America seemed to be in full possession of the restaurant and boulevard life of Paris during those August days. Young American officers, with plenty of money to spend, were everywhere. "You see," a Parisienne explained, "before the war the Americans we had seen had been mostly rich, middle-aged, business men. But when the American officers came, Paris found that they were many, that many of them were young as well as well-off, and that many of them were well-off, young, and good-looking. It is quite chic to lunch or dine with an American officer."
The Americans carried out their propaganda in their usual thorough, enthusiastic fashion. I was taken to the Elysée Palace Hotel, where I found experienced publicists and numbers of charming well-bred women busy preparing information for the newspapers, and arranging public entertainments and sight-seeing tours for American troops in Paris, all with the idea of emphasising that Americans were now pouring into France in thousands. One night a smiling grey-haired lady stopped before a table where four of us, all British officers, were dining, and said, "You're English, aren't you? Well, have you been with any of 'our boys'?... Have you seen them in action?... They're fine, aren't they?" We were surprised, a little taken aback at first, but we showed sympathetic understanding of the American lady's enthusiasm, and responded in a manner that left her pleased as ever.
Before returning to the Front I got in a day's golf at La Boulie, and also made a train journey to a village the other side of Fontainebleau, where an old friend, invalided from the French army, had settled on a considerable estate, and thought of nothing but the fruits and vegetables and dairy produce he was striving to improve and increase.

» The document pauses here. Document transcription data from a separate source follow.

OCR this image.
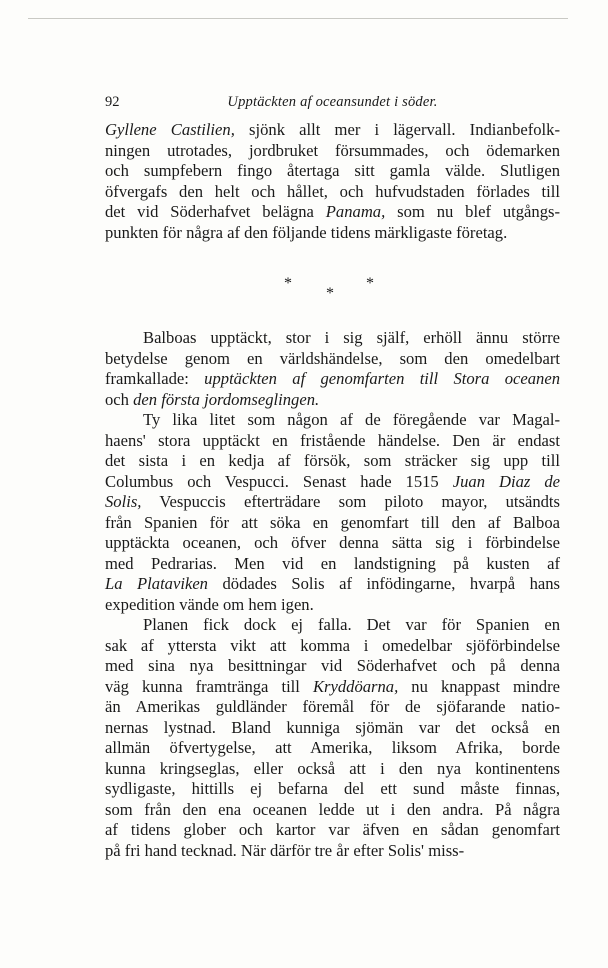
92	Upptäckten af oceansundet i söder.
Gyllene Castilien, sjönk allt mer i lägervall. Indianbefolk-
ningen utrotades, jordbruket försummades, och ödemarken
och sumpfebern fingo återtaga sitt gamla välde. Slutligen
öfvergafs den helt och hållet, och hufvudstaden förlades till
det vid Söderhafvet belägna Panama, som nu blef utgångs-
punkten för några af den följande tidens märkligaste företag.
*	*
*
Balboas upptäckt, stor i sig själf, erhöll ännu större
betydelse genom en världshändelse, som den omedelbart
framkallade: upptäckten af genomfarten till Stora oceanen
och den första jordomseglingen.
Ty lika litet som någon af de föregående var Magal-
haens' stora upptäckt en fristående händelse. Den är endast
det sista i en kedja af försök, som sträcker sig upp till
Columbus och Vespucci. Senast hade 1515 Juan Diaz de
Solis, Vespuccis efterträdare som piloto mayor, utsändts
från Spanien för att söka en genomfart till den af Balboa
upptäckta oceanen, och öfver denna sätta sig i förbindelse
med Pedrarias. Men vid en landstigning på kusten af
La Plataviken dödades Solis af infödingarne, hvarpå hans
expedition vände om hem igen.
Planen fick dock ej falla. Det var för Spanien en
sak af yttersta vikt att komma i omedelbar sjöförbindelse
med sina nya besittningar vid Söderhafvet och på denna
väg kunna framtränga till Kryddöarna, nu knappast mindre
än Amerikas guldländer föremål för de sjöfarande natio-
nernas lystnad. Bland kunniga sjömän var det också en
allmän öfvertygelse, att Amerika, liksom Afrika, borde
kunna kringseglas, eller också att i den nya kontinentens
sydligaste, hittills ej befarna del ett sund måste finnas,
som från den ena oceanen ledde ut i den andra. På några
af tidens glober och kartor var äfven en sådan genomfart
på fri hand tecknad. När därför tre år efter Solis' miss-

I did not visit many theatres; it struck me that the Paris stage, like that of London, was undergoing a war phase—unsophisticated, ready-to-be-pleased audiences bringing prosperity to very mediocre plays.
My journey back to the line included a stay at a depot where officers were speedily reminded that they had left the smooth luxuriousness of Paris behind them. The mess regulations opened with "Try to treat the mess as a mess and not as a public-house," and contained such additional instructions as, "Do not place glasses on the floor," and "Officers will always see that they are in possession of sufficient cash to pay mess bills."
I found the brigade three and a half miles in advance of where I had left them. There had been a lot of stiff fighting, and on our front the British forces had not gone so far forward as the corps immediately south of us had done. Big things were afoot, however, and that very night batteries and Brigade Headquarters moved up another three thousand yards. A snack of bully beef and bread and cheese at 7 P.M., and the colonel and a monocled Irish major, who was working under the colonel as "learner" for command of a brigade, went off to see the batteries. The adjutant and myself, bound for the new Headquarters, followed ten minutes later.
"You know that poor old Lamswell has gone," he said, as we crossed a grassy stretch, taking a ruined aerodrome as our guiding mark. "Poor chap, he was wounded at the battery position the day after you left. Only a slight wound in the leg from a gas-shell, and every one thought he had got a comfortable 'Blighty.' But gangrene set in, and he was dead in three days. Beastly things those gas-shells!... Kent, too, got one through the shoulder from a sniper, and he's gone to England. The colonel was with him at the O.P., and tried to get the sniper afterwards with a rifle."
"How is the colonel?" I asked.
"Oh, he's going very strong; active as ever. Colonel —— is back from leave and doing C.R.A. now. We're under the —th Division at the moment."
"You remember Colonel —— who got the V.C. in the Retreat," he went on; "he was killed on August 8th—went out to clear up a machine-gun pocket.... Damned nice fellow, wasn't he?"